Eva Redselig | law blog
Auch wenn andere sowas schnell vergessen können, ich finde die Nummer, die Frau Schweitzer da angeklingelt hatte, immer noch unter aller Kanone. Nun meldet sie sich mal auf einen Beitrag, der ihr galt. Der auch sehr gut war, wohlgemerkt. Und um mal den Holgi zu zitieren: „was muss mit Menschen passieren, damit sie so widerlich werden?“

Die nächtliche Revolution – 20 Jahre Gesamt-Berliner Clubleben | n-tv
Mir fehlt ja bei diesem momentanem die-Mauer-fiel-und-wir-machten-die-Kulturrevolution-Techno immer noch der fassbare politische Kontext, denn alle haben ja immer beteuert, wie unpolitisch diese Techno-Kiste gewesen sein sollte bzw. sein wollte.
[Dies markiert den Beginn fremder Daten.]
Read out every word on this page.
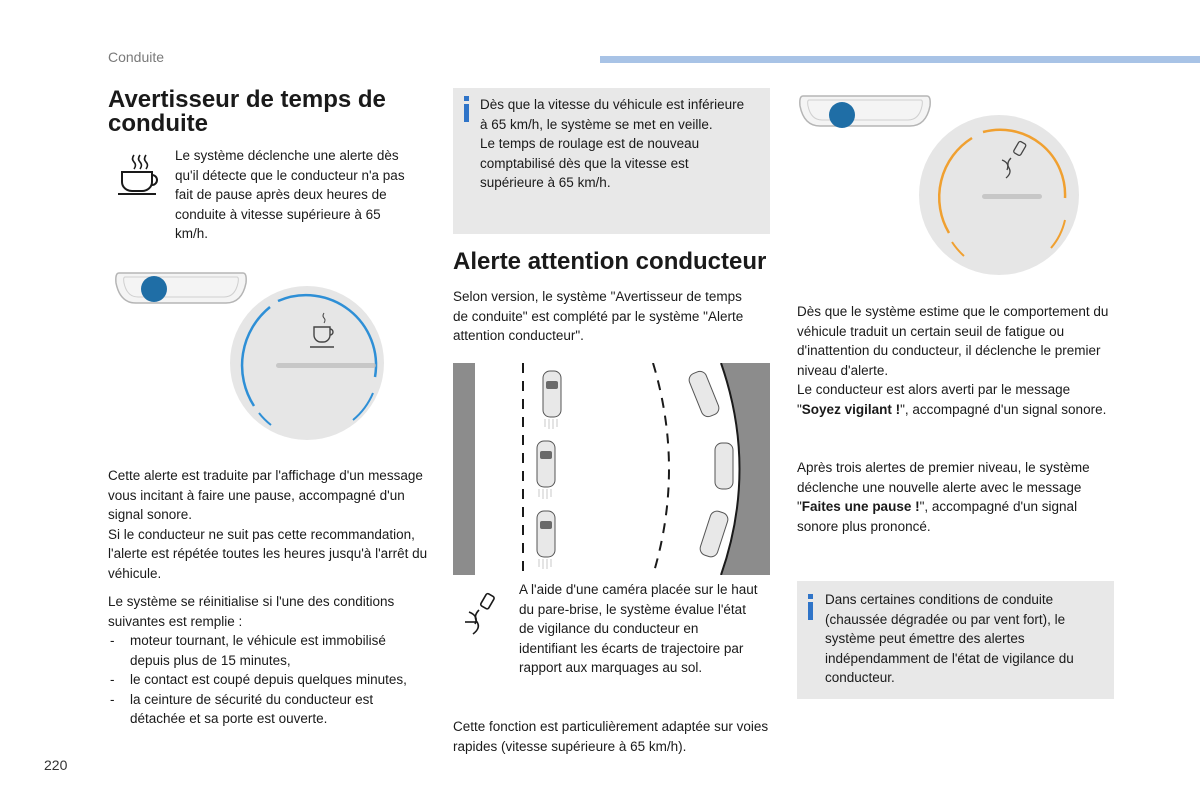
Conduite
Avertisseur de temps de conduite
Le système déclenche une alerte dès qu'il détecte que le conducteur n'a pas fait de pause après deux heures de conduite à vitesse supérieure à 65 km/h.

Cette alerte est traduite par l'affichage d'un message vous incitant à faire une pause, accompagné d'un signal sonore.

Si le conducteur ne suit pas cette recommandation, l'alerte est répétée toutes les heures jusqu'à l'arrêt du véhicule.

Le système se réinitialise si l'une des conditions suivantes est remplie :

- moteur tournant, le véhicule est immobilisé depuis plus de 15 minutes,
- le contact est coupé depuis quelques minutes,
- la ceinture de sécurité du conducteur est détachée et sa porte est ouverte.

Dès que la vitesse du véhicule est inférieure à 65 km/h, le système se met en veille.

Le temps de roulage est de nouveau comptabilisé dès que la vitesse est supérieure à 65 km/h.

Alerte attention conducteur
Selon version, le système "Avertisseur de temps de conduite" est complété par le système "Alerte attention conducteur".
A l'aide d'une caméra placée sur le haut du pare-brise, le système évalue l'état de vigilance du conducteur en identifiant les écarts de trajectoire par rapport aux marquages au sol.
Cette fonction est particulièrement adaptée sur voies rapides (vitesse supérieure à 65 km/h).

Dès que le système estime que le comportement du véhicule traduit un certain seuil de fatigue ou d'inattention du conducteur, il déclenche le premier niveau d'alerte.

Le conducteur est alors averti par le message "Soyez vigilant !", accompagné d'un signal sonore.

Après trois alertes de premier niveau, le système déclenche une nouvelle alerte avec le message "Faites une pause !", accompagné d'un signal sonore plus prononcé.

Dans certaines conditions de conduite (chaussée dégradée ou par vent fort), le système peut émettre des alertes indépendamment de l'état de vigilance du conducteur.
220
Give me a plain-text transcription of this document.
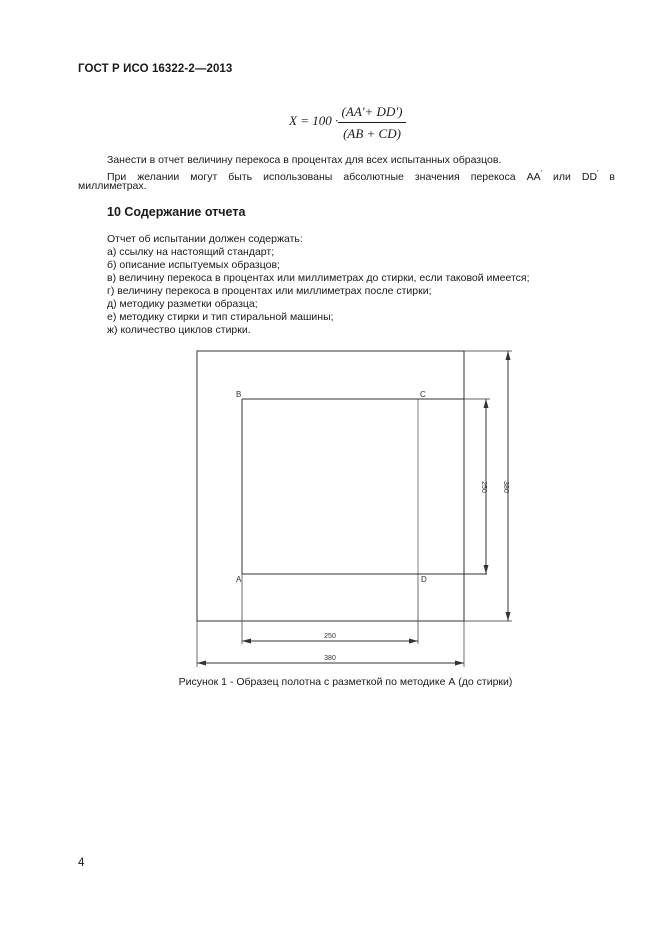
ГОСТ Р ИСО 16322-2—2013
X = 100 ·
(AA'+ DD')
(AB + CD)
Занести в отчет величину перекоса в процентах для всех испытанных образцов.
При желании могут быть использованы абсолютные значения перекоса AA' или DD' в
миллиметрах.
10 Содержание отчета
Отчет об испытании должен содержать:
а) ссылку на настоящий стандарт;
б) описание испытуемых образцов;
в) величину перекоса в процентах или миллиметрах до стирки, если таковой имеется;
г) величину перекоса в процентах или миллиметрах после стирки;
д) методику разметки образца;
е) методику стирки и тип стиральной машины;
ж) количество циклов стирки.
B	C
A	D
250
380
250 380
Рисунок 1 - Образец полотна с разметкой по методике А (до стирки)
4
Zumindest bis das 20jährige Jubiläum Jubelieum kam. Aber gut, jeder soll seinen Teil vom Kuchen, egal wie weit weg er vom Tisch sitzt. Wer schreibt eigentlich über die echten Helden dieser Zeit?

Egal, es war Techno, es war Berlin, es war auch meine Zeit. Ich mag die Erinnerungen daran.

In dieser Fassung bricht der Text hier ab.